Pre-training on GPUs seems to be stuck

Question

Pre-training on GPUs seems to be stuck

tomohideshibata opened this issue 5 years ago · 3 comments

I have tried to perform pre-training from scratch on GPUs using the following command:
python run_pretraining.py --albert_config_file=albert_config.json --do_train --input_files=/somewhere/*/tf_examples.*.tfrecord --meta_data_file_path=/somewhere/train_meta_data --output_dir=/somewhere --strategy_type=mirror --train_batch_size=128 --num_train_epochs=2

But it seems to be stuck as follows:

...
INFO:tensorflow:Reduce to /job:localhost/replica:0/task:0/device:CPU:0 then broadcast to ('/job:localhost/replica:0/task:0/device:CPU:0',).
I1209 00:48:14.076103 139679391237952 cross_device_ops.py:427] Reduce to /job:localhost/replica:0/task:0/device:CPU:0 then broadcast to ('/job:localhost/replica:0/task:0/device:CPU:0',).
INFO:tensorflow:batch_all_reduce: 32 all-reduces with algorithm = nccl, num_packs = 1, agg_small_grads_max_bytes = 0 and agg_small_grads_max_group = 10
I1209 00:48:24.566839 139679391237952 cross_device_ops.py:748] batch_all_reduce: 32 all-reduces with algorithm = nccl, num_packs = 1, agg_small_grads_max_bytes = 0 and agg_small_grads_max_group = 10
INFO:tensorflow:batch_all_reduce: 32 all-reduces with algorithm = nccl, num_packs = 1, agg_small_grads_max_bytes = 0 and agg_small_grads_max_group = 10
I1209 00:48:45.377745 139679391237952 cross_device_ops.py:748] batch_all_reduce: 32 all-reduces with algorithm = nccl, num_packs = 1, agg_small_grads_max_bytes = 0 and agg_small_grads_max_group = 10
2019-12-09 00:49:16.104345: I tensorflow/stream_executor/platform/default/dso_loader.cc:44] Successfully opened dynamic library libcublas.so.10.0

GPUs are running, but no outputs are found.

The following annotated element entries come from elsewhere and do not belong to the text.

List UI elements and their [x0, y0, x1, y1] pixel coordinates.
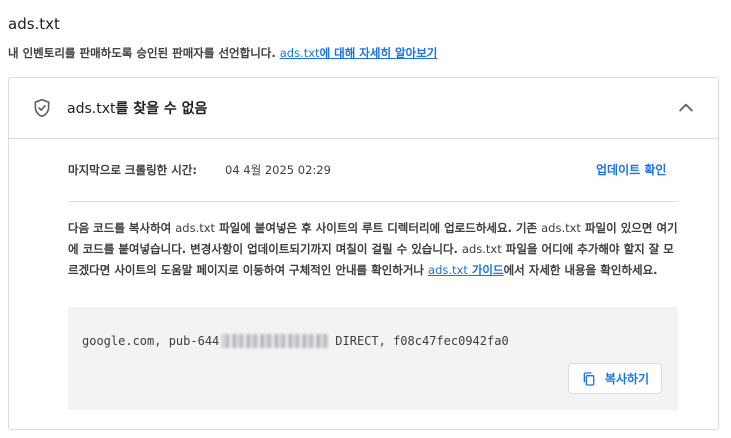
code-block: google.com, pub-644 DIRECT, f08c47fec0942… — [68, 307, 678, 410]
last-crawled-value: 04 4월 2025 02:29 — [225, 163, 331, 177]
copy-button-label: 복사하기 — [604, 372, 650, 386]
card-title: ads.txt를 찾을 수 없음 — [67, 98, 207, 118]
learn-more-link-text: 에 대해 자세히 알아보기 — [319, 46, 438, 60]
ads-txt-code: google.com, pub-644 DIRECT, f08c47fec0942… — [82, 334, 509, 348]
last-crawled-label: 마지막으로 크롤링한 시간: — [68, 163, 197, 177]
chevron-up-icon[interactable] — [676, 98, 696, 118]
page-title: ads.txt — [8, 15, 60, 33]
desc-part-1: 다음 코드를 복사하여 — [68, 221, 176, 235]
guide-link-text: 가이드 — [467, 263, 504, 277]
code-suffix: DIRECT, f08c47fec0942fa0 — [335, 334, 509, 348]
desc-part-2: 파일에 붙여넣은 후 사이트의 루트 디렉터리에 업로드하세요. 기존 — [215, 221, 542, 235]
desc-ads-2: ads.txt — [541, 221, 581, 235]
card-title-status: 를 찾을 수 없음 — [115, 101, 208, 117]
ads-txt-status-card: ads.txt를 찾을 수 없음 마지막으로 크롤링한 시간: 04 4월 20… — [8, 77, 719, 430]
subtitle-text: 내 인벤토리를 판매하도록 승인된 판매자를 선언합니다. — [8, 46, 280, 60]
card-title-ads: ads.txt — [67, 101, 116, 117]
divider — [68, 201, 678, 202]
ads-txt-guide-link[interactable]: ads.txt 가이드 — [428, 263, 504, 277]
desc-ads-3: ads.txt — [461, 242, 502, 256]
desc-part-5: 에서 자세한 내용을 확인하세요. — [503, 263, 658, 277]
copy-button[interactable]: 복사하기 — [568, 363, 662, 394]
redacted-publisher-id — [221, 334, 330, 348]
copy-icon — [583, 371, 595, 386]
learn-more-link[interactable]: ads.txt에 대해 자세히 알아보기 — [280, 46, 438, 60]
page-subtitle: 내 인벤토리를 판매하도록 승인된 판매자를 선언합니다. ads.txt에 대… — [8, 45, 437, 61]
learn-more-link-ads: ads.txt — [279, 46, 320, 60]
instructions-text: 다음 코드를 복사하여 ads.txt 파일에 붙여넣은 후 사이트의 루트 디… — [68, 218, 683, 281]
shield-check-icon — [34, 98, 50, 118]
code-prefix: google.com, pub-644 — [82, 334, 220, 348]
card-header[interactable]: ads.txt를 찾을 수 없음 — [9, 78, 718, 139]
guide-link-ads: ads.txt — [428, 263, 468, 277]
check-update-link[interactable]: 업데이트 확인 — [596, 161, 666, 178]
desc-ads-1: ads.txt — [175, 221, 216, 235]
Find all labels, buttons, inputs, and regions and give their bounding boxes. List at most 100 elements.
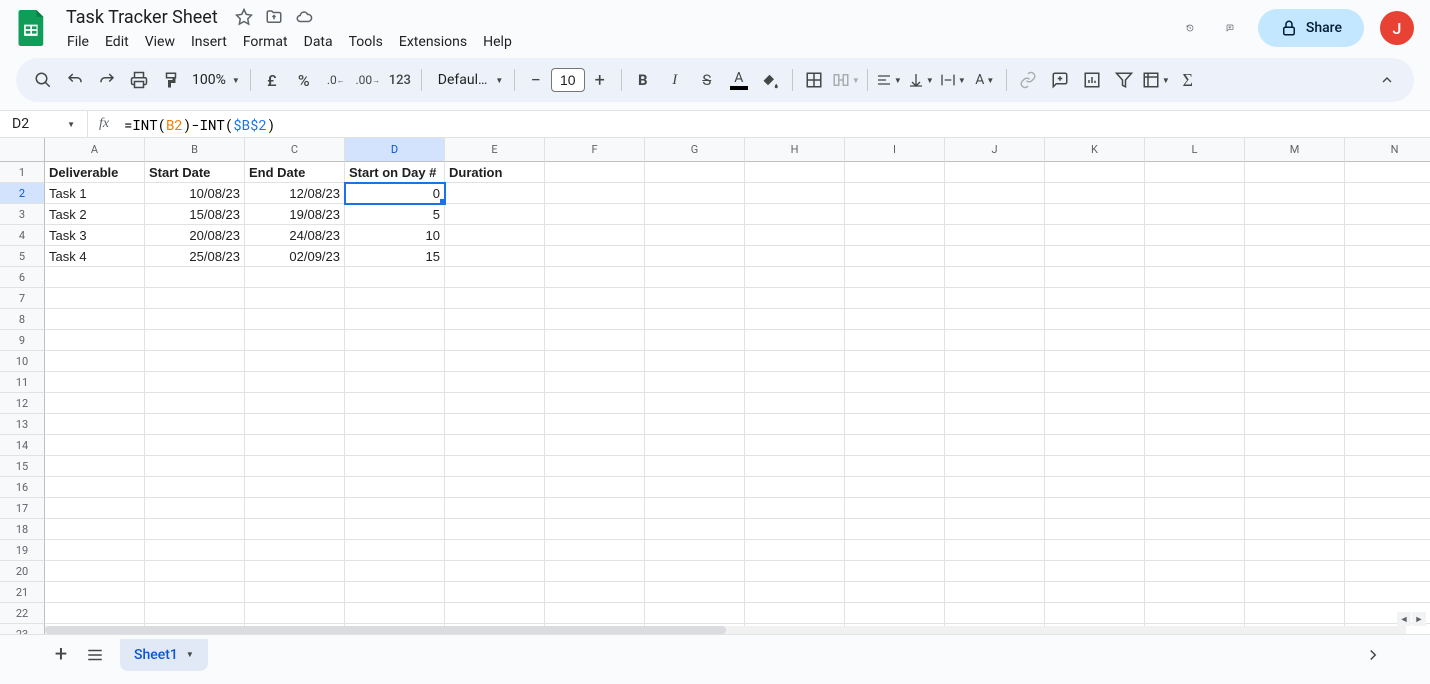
merge-cells-icon[interactable]: ▼ [831,65,861,95]
row-header-4[interactable]: 4 [0,225,45,246]
cell-D14[interactable] [345,435,445,456]
cell-F16[interactable] [545,477,645,498]
col-header-H[interactable]: H [745,138,845,162]
cell-K18[interactable] [1045,519,1145,540]
cell-H12[interactable] [745,393,845,414]
cell-E7[interactable] [445,288,545,309]
cell-J20[interactable] [945,561,1045,582]
increase-decimal-icon[interactable]: .00→ [353,65,383,95]
cell-L10[interactable] [1145,351,1245,372]
cell-C2[interactable]: 12/08/23 [245,183,345,204]
cell-N17[interactable] [1345,498,1430,519]
cell-K9[interactable] [1045,330,1145,351]
cell-M2[interactable] [1245,183,1345,204]
cell-H3[interactable] [745,204,845,225]
cell-E15[interactable] [445,456,545,477]
cell-A6[interactable] [45,267,145,288]
cell-L8[interactable] [1145,309,1245,330]
cell-L16[interactable] [1145,477,1245,498]
cell-B10[interactable] [145,351,245,372]
cell-M1[interactable] [1245,162,1345,183]
cell-F19[interactable] [545,540,645,561]
menu-view[interactable]: View [138,32,182,52]
cell-G19[interactable] [645,540,745,561]
cell-B20[interactable] [145,561,245,582]
avatar[interactable]: J [1380,11,1414,45]
row-header-2[interactable]: 2 [0,183,45,204]
menu-data[interactable]: Data [297,32,340,52]
cell-D20[interactable] [345,561,445,582]
cell-E10[interactable] [445,351,545,372]
cell-H9[interactable] [745,330,845,351]
cell-M7[interactable] [1245,288,1345,309]
cell-K3[interactable] [1045,204,1145,225]
cell-C5[interactable]: 02/09/23 [245,246,345,267]
col-header-D[interactable]: D [345,138,445,162]
cell-L7[interactable] [1145,288,1245,309]
cell-K7[interactable] [1045,288,1145,309]
cell-M21[interactable] [1245,582,1345,603]
cell-E17[interactable] [445,498,545,519]
cell-M14[interactable] [1245,435,1345,456]
cell-I17[interactable] [845,498,945,519]
cell-C20[interactable] [245,561,345,582]
cell-C17[interactable] [245,498,345,519]
row-header-16[interactable]: 16 [0,477,45,498]
cell-B8[interactable] [145,309,245,330]
cell-G1[interactable] [645,162,745,183]
cell-I3[interactable] [845,204,945,225]
cell-A22[interactable] [45,603,145,624]
cell-F9[interactable] [545,330,645,351]
decrease-font-icon[interactable]: − [521,65,551,95]
cell-N8[interactable] [1345,309,1430,330]
text-color-icon[interactable]: A [724,65,754,95]
cell-C16[interactable] [245,477,345,498]
cell-N14[interactable] [1345,435,1430,456]
cell-H22[interactable] [745,603,845,624]
scroll-left-icon[interactable]: ◄ [1397,612,1411,626]
cell-F22[interactable] [545,603,645,624]
cell-D15[interactable] [345,456,445,477]
cell-E22[interactable] [445,603,545,624]
col-header-J[interactable]: J [945,138,1045,162]
cell-K22[interactable] [1045,603,1145,624]
cell-D21[interactable] [345,582,445,603]
cell-J4[interactable] [945,225,1045,246]
row-header-19[interactable]: 19 [0,540,45,561]
cell-C4[interactable]: 24/08/23 [245,225,345,246]
cell-A15[interactable] [45,456,145,477]
name-box[interactable]: D2▼ [0,111,88,137]
cell-I5[interactable] [845,246,945,267]
cell-N13[interactable] [1345,414,1430,435]
cell-L2[interactable] [1145,183,1245,204]
cell-C21[interactable] [245,582,345,603]
cell-B3[interactable]: 15/08/23 [145,204,245,225]
cell-J18[interactable] [945,519,1045,540]
cell-F5[interactable] [545,246,645,267]
vertical-align-icon[interactable]: ▼ [906,65,936,95]
cell-E1[interactable]: Duration [445,162,545,183]
more-formats-icon[interactable]: 123 [385,65,415,95]
cell-B14[interactable] [145,435,245,456]
cell-C12[interactable] [245,393,345,414]
cell-I22[interactable] [845,603,945,624]
filter-icon[interactable] [1109,65,1139,95]
horizontal-scrollbar[interactable] [45,626,1406,634]
cell-I12[interactable] [845,393,945,414]
row-header-12[interactable]: 12 [0,393,45,414]
col-header-B[interactable]: B [145,138,245,162]
cell-H13[interactable] [745,414,845,435]
cell-E8[interactable] [445,309,545,330]
cell-E19[interactable] [445,540,545,561]
cell-A17[interactable] [45,498,145,519]
cell-L19[interactable] [1145,540,1245,561]
cell-L5[interactable] [1145,246,1245,267]
col-header-K[interactable]: K [1045,138,1145,162]
cell-A20[interactable] [45,561,145,582]
cell-I6[interactable] [845,267,945,288]
cell-M16[interactable] [1245,477,1345,498]
cell-E16[interactable] [445,477,545,498]
text-wrap-icon[interactable]: ▼ [938,65,968,95]
row-header-17[interactable]: 17 [0,498,45,519]
paint-format-icon[interactable] [156,65,186,95]
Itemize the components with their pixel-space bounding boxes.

The core of pre-training code is similar to the following tensorflow BERT code, and I have succeeded in running the following pre-training code.
https://github.com/tensorflow/models/tree/master/official/nlp/bert

My environment is as follows:

tensorflow-gpu==2.0.0
CUDA 10.0

Thanks in advance.

Answer 1 · 2019-12-09T12:10:42.000Z

After 20 hours later from starting, a log line was outputted, and so it wasn't stuck.

When I used the above tensorflow BERT code, log lines were outputted frequently. I am not sure why these are different.

Answer 2 · 2020-02-27T08:57:46.000Z

@tomohideshibata I am facing the same issue, can you suggest what changes I need to solve this issue?

Answer 3 · 2020-02-28T01:32:34.000Z

@008karan Hi. As in my above comment, a log line was outputted after 20 hours later from starting. (I changed nothing)
I think there is something strange in the pre-training codes.